Dernière mise à jour, le 11 mai 2019 à 04:25

Le monde a célébré dimanche 5 mai 2019, la journée de la sage sous le thème : « les sages-femmes : défenseurs des droits de la femme ». A cette occasion, elles ont organisé une marche le samedi 4 mai à travers les rues de Kinshasa pour réaffirmer leur rôle « la sage-femme est le personnel qualifié pour garantir les soins maternels de qualité et prévenir les violences basées sur le genre en temps de paix ou pendant les crises humanitaires ».

Dans sa déclaration en marge de cette célébration, la directive exécutive de l’UNFPA demande aux gouvernements et aux autres partenaires de soutenir les sages-femmes aux côtés de son organisation. « Démontrons notre profonde reconnaissance pour les efforts qu’elles accomplissent inlassablement en les aidant à garantir le respect des droits et choix de la population en matière de procréation ainsi que la santé et le bien-être des femmes et des nouveaux nés partout dans le monde. Les sages-femmes sauvent de vie », a fait savoir Nathalia kanem.

Elle annonce que l’UNFPA, l’OMS, l’UNICEF et la confédération internationale des sages-femmes lanceront bientôt un nouveau rapport sur le renforcement des formations en obstétrique de qualité en vue d’une couverture sanitaire universelle d’ici 2030. A l’entendre, ce rapport contient des données probantes indiquant qu’investir dans des activités de formation, de soutien et d’intégration permet aux sages-femmes d’assurer au mieux la bonne santé des femmes et de leurs nouveau-nés.

Cependant, l’UNFPA encourage activement les activités de formation et de soutien dans le domaine obstétrical, plaide pour l’instauration de politiques plus solides concernant le travail des sages-femmes et promeut leur intégration dans les systèmes de santé officiels.

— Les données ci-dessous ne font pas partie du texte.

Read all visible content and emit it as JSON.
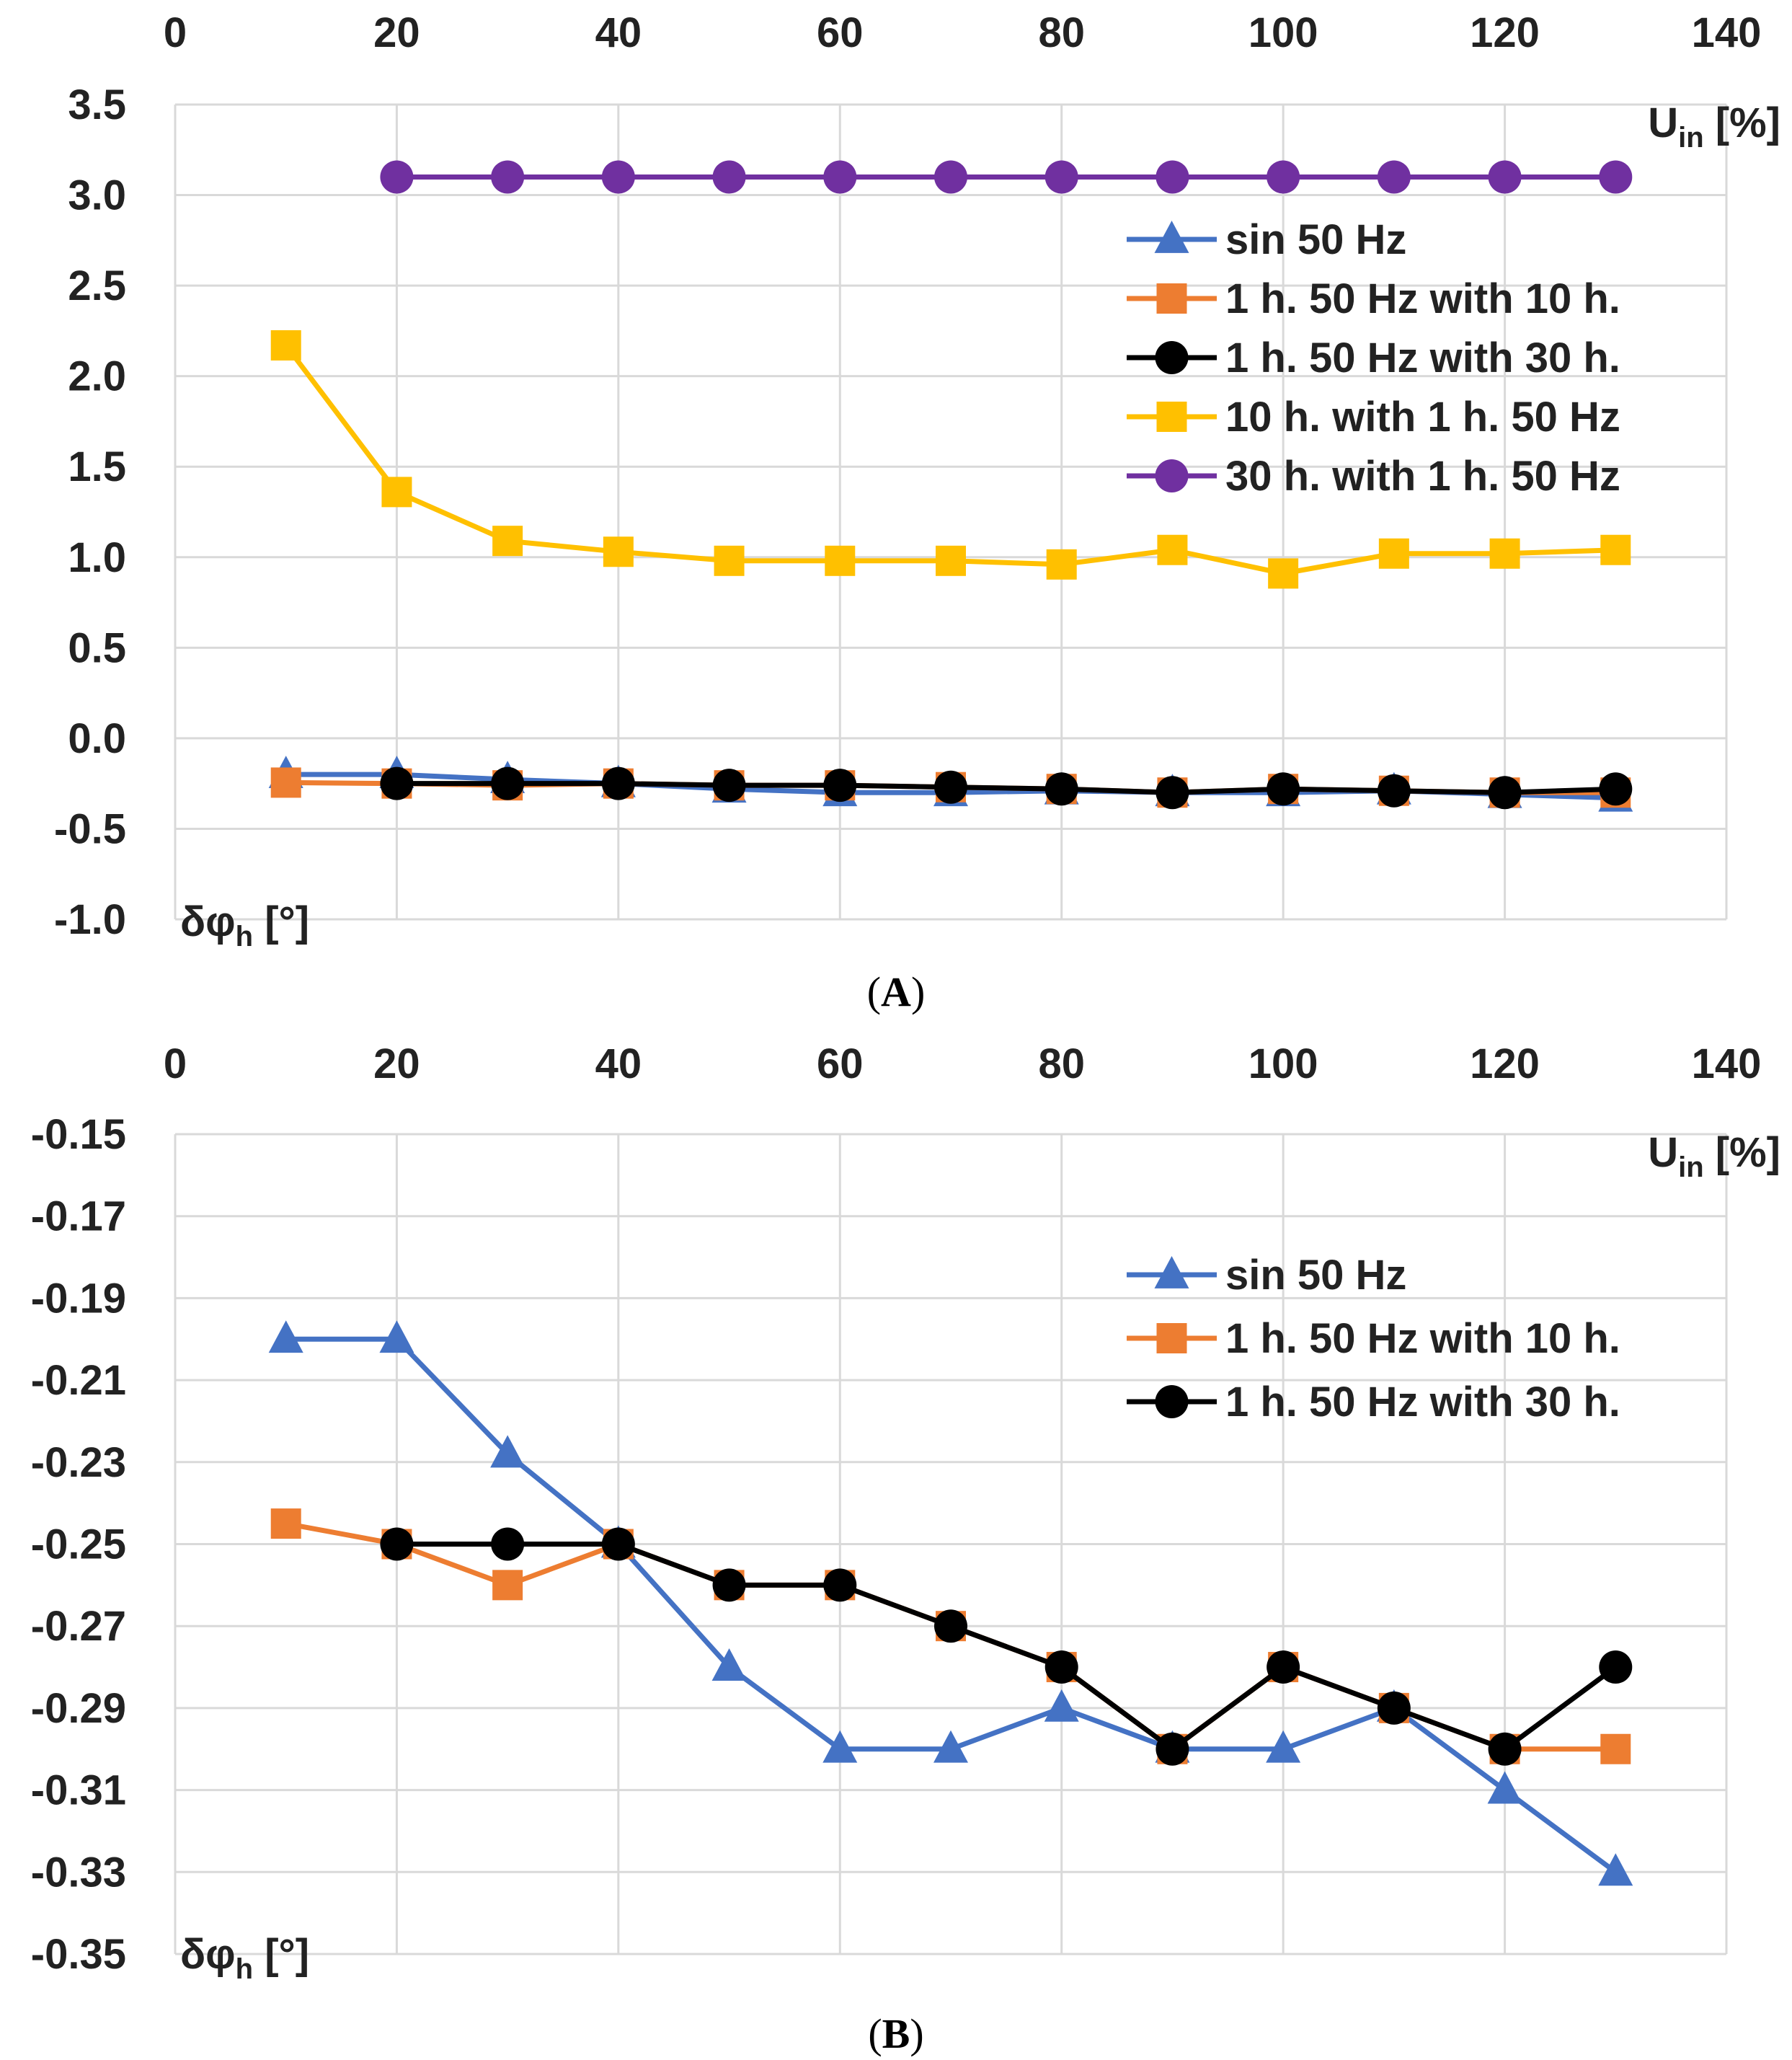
{
  "chart_data": [
    {
      "type": "line",
      "panel_label": "A",
      "xlabel": "U",
      "xlabel_sub": "in",
      "xlabel_unit": " [%]",
      "ylabel": "δφ",
      "ylabel_sub": "h",
      "ylabel_unit": " [°]",
      "xlim": [
        0,
        140
      ],
      "ylim": [
        -1.0,
        3.5
      ],
      "xticks": [
        0,
        20,
        40,
        60,
        80,
        100,
        120,
        140
      ],
      "xtick_labels": [
        "0",
        "20",
        "40",
        "60",
        "80",
        "100",
        "120",
        "140"
      ],
      "yticks": [
        -1.0,
        -0.5,
        0.0,
        0.5,
        1.0,
        1.5,
        2.0,
        2.5,
        3.0,
        3.5
      ],
      "ytick_labels": [
        "-1.0",
        "-0.5",
        "0.0",
        "0.5",
        "1.0",
        "1.5",
        "2.0",
        "2.5",
        "3.0",
        "3.5"
      ],
      "grid": true,
      "legend_position": "top-right",
      "series": [
        {
          "name": "sin 50 Hz",
          "color": "#4472C4",
          "marker": "triangle",
          "x": [
            10,
            20,
            30,
            40,
            50,
            60,
            70,
            80,
            90,
            100,
            110,
            120,
            130
          ],
          "y": [
            -0.2,
            -0.2,
            -0.228,
            -0.25,
            -0.28,
            -0.3,
            -0.3,
            -0.29,
            -0.3,
            -0.3,
            -0.29,
            -0.31,
            -0.33
          ]
        },
        {
          "name": "1 h. 50 Hz with 10 h.",
          "color": "#ED7D31",
          "marker": "square",
          "x": [
            10,
            20,
            30,
            40,
            50,
            60,
            70,
            80,
            90,
            100,
            110,
            120,
            130
          ],
          "y": [
            -0.245,
            -0.25,
            -0.26,
            -0.25,
            -0.26,
            -0.26,
            -0.27,
            -0.28,
            -0.3,
            -0.28,
            -0.29,
            -0.3,
            -0.3
          ]
        },
        {
          "name": "1 h. 50 Hz with 30 h.",
          "color": "#000000",
          "marker": "circle",
          "x": [
            20,
            30,
            40,
            50,
            60,
            70,
            80,
            90,
            100,
            110,
            120,
            130
          ],
          "y": [
            -0.25,
            -0.25,
            -0.25,
            -0.26,
            -0.26,
            -0.27,
            -0.28,
            -0.3,
            -0.28,
            -0.29,
            -0.3,
            -0.28
          ]
        },
        {
          "name": "10 h. with 1 h. 50 Hz",
          "color": "#FFC000",
          "marker": "square",
          "x": [
            10,
            20,
            30,
            40,
            50,
            60,
            70,
            80,
            90,
            100,
            110,
            120,
            130
          ],
          "y": [
            2.17,
            1.36,
            1.09,
            1.03,
            0.98,
            0.98,
            0.98,
            0.96,
            1.04,
            0.91,
            1.02,
            1.02,
            1.04
          ]
        },
        {
          "name": "30 h. with 1 h. 50 Hz",
          "color": "#7030A0",
          "marker": "circle",
          "x": [
            20,
            30,
            40,
            50,
            60,
            70,
            80,
            90,
            100,
            110,
            120,
            130
          ],
          "y": [
            3.1,
            3.1,
            3.1,
            3.1,
            3.1,
            3.1,
            3.1,
            3.1,
            3.1,
            3.1,
            3.1,
            3.1
          ]
        }
      ]
    },
    {
      "type": "line",
      "panel_label": "B",
      "xlabel": "U",
      "xlabel_sub": "in",
      "xlabel_unit": " [%]",
      "ylabel": "δφ",
      "ylabel_sub": "h",
      "ylabel_unit": " [°]",
      "xlim": [
        0,
        140
      ],
      "ylim": [
        -0.35,
        -0.15
      ],
      "xticks": [
        0,
        20,
        40,
        60,
        80,
        100,
        120,
        140
      ],
      "xtick_labels": [
        "0",
        "20",
        "40",
        "60",
        "80",
        "100",
        "120",
        "140"
      ],
      "yticks": [
        -0.35,
        -0.33,
        -0.31,
        -0.29,
        -0.27,
        -0.25,
        -0.23,
        -0.21,
        -0.19,
        -0.17,
        -0.15
      ],
      "ytick_labels": [
        "-0.35",
        "-0.33",
        "-0.31",
        "-0.29",
        "-0.27",
        "-0.25",
        "-0.23",
        "-0.21",
        "-0.19",
        "-0.17",
        "-0.15"
      ],
      "grid": true,
      "legend_position": "top-right",
      "series": [
        {
          "name": "sin 50 Hz",
          "color": "#4472C4",
          "marker": "triangle",
          "x": [
            10,
            20,
            30,
            40,
            50,
            60,
            70,
            80,
            90,
            100,
            110,
            120,
            130
          ],
          "y": [
            -0.2,
            -0.2,
            -0.228,
            -0.25,
            -0.28,
            -0.3,
            -0.3,
            -0.29,
            -0.3,
            -0.3,
            -0.29,
            -0.31,
            -0.33
          ]
        },
        {
          "name": "1 h. 50 Hz with 10 h.",
          "color": "#ED7D31",
          "marker": "square",
          "x": [
            10,
            20,
            30,
            40,
            50,
            60,
            70,
            80,
            90,
            100,
            110,
            120,
            130
          ],
          "y": [
            -0.245,
            -0.25,
            -0.26,
            -0.25,
            -0.26,
            -0.26,
            -0.27,
            -0.28,
            -0.3,
            -0.28,
            -0.29,
            -0.3,
            -0.3
          ]
        },
        {
          "name": "1 h. 50 Hz with 30 h.",
          "color": "#000000",
          "marker": "circle",
          "x": [
            20,
            30,
            40,
            50,
            60,
            70,
            80,
            90,
            100,
            110,
            120,
            130
          ],
          "y": [
            -0.25,
            -0.25,
            -0.25,
            -0.26,
            -0.26,
            -0.27,
            -0.28,
            -0.3,
            -0.28,
            -0.29,
            -0.3,
            -0.28
          ]
        }
      ]
    }
  ]
}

D’après Nathalia Kanem, la formation des héroïnes de la santé publique et la facilitation de leur travail constituent une façon ingénieuse, économique et durable de parvenir à mettre en place un accès universel aux services de santé sexuelle et reproductive, objectif clé du programme de développement durable à l’horizon 2030.

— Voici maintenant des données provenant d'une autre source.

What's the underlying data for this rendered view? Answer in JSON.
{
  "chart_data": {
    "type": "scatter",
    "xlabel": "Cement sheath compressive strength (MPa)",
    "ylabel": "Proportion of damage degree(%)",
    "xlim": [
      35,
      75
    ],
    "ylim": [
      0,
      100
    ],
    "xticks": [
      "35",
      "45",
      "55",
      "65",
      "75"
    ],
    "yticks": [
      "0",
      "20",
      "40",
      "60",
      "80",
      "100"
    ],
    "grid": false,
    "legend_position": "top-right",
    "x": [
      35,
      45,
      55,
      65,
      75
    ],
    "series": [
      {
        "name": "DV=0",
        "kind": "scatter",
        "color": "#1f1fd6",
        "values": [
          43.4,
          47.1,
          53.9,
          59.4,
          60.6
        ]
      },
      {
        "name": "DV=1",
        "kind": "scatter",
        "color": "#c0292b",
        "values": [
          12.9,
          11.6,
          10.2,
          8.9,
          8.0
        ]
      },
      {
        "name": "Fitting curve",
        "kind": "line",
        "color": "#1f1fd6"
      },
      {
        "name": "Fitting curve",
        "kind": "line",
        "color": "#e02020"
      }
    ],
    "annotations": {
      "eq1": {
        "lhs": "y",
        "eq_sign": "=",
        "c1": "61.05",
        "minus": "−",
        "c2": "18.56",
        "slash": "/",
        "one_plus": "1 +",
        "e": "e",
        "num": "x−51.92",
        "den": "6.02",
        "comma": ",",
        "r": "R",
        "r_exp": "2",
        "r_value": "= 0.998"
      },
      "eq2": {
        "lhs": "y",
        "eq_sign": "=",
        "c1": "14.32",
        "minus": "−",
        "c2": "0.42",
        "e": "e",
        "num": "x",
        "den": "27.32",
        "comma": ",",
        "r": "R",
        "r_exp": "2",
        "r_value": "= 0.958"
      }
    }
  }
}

Ensuite, la patronne de l’UNFPA n’a pas manqué de saluer le travail de ces sages-femmes qui garantissent le respect de certains des droits les plus élémentaires en permettant aux femmes de mener à bien leur grossesse et leur accouchement ainsi qu’en prodiguant des soins essentiels aux nouveau-nés.

Pour terminer, elle a reconnu que ces héroïnes fournissent des services de santé qui jouent un rôle crucial dans la réduction de la mortalité maternelle et des risques liés à l’accouchement dans les zones reculées. 

LES SAGES-FEMMES DE LA PROVINCE DU KASAÏ SENSIBILISÉES À VULGARISER LES DROITS DE LA FEMME

La journée de jeudi 09 mai 2019 a été une occasion pour la présidente de l’Association des Sage Femmes du Kasaï, José Mianda, d’inviter toutes les sages femmes de la province de vulgariser les droits de la femme.

Selon José Mianda, plusieurs droits de la femme qui accouchent sont bafoués faute de connaissance. D’après elle, cette femme doit connaitre ses droits. Notamment, choisir sa position pour accoucher sans être imposée ou injectée des produits contre sa volonté. « La sage-femme est mieux placée pour connaître les droits de la femme », a affirmé José Mianda.

Pour cela, la sage femme doit mettre en pratique son savoir faire pour pouvoir répondre aux besoins de la femme, parce que, la présidente de l’Association des sages-femmes du Kasaï, « elle est l’unique qui incarne les trois catégories des femmes dans le secteur de la santé, à savoir: gynéco-obstétricienne, accoucheuses et pédiatrie ».

Au-delà des droits que doit connaître les sages femmes, José Mianda plaide auprès des autorités sanitaires et politico-administratives, pour l’utilisation de la sage-femme à la place qu’il faut et de veiller sur sa rémunération. Car, a-t-elle déploré, « la sage femme est sous-utilisé en médecine interne, pharmacie, réception et d’autres services ».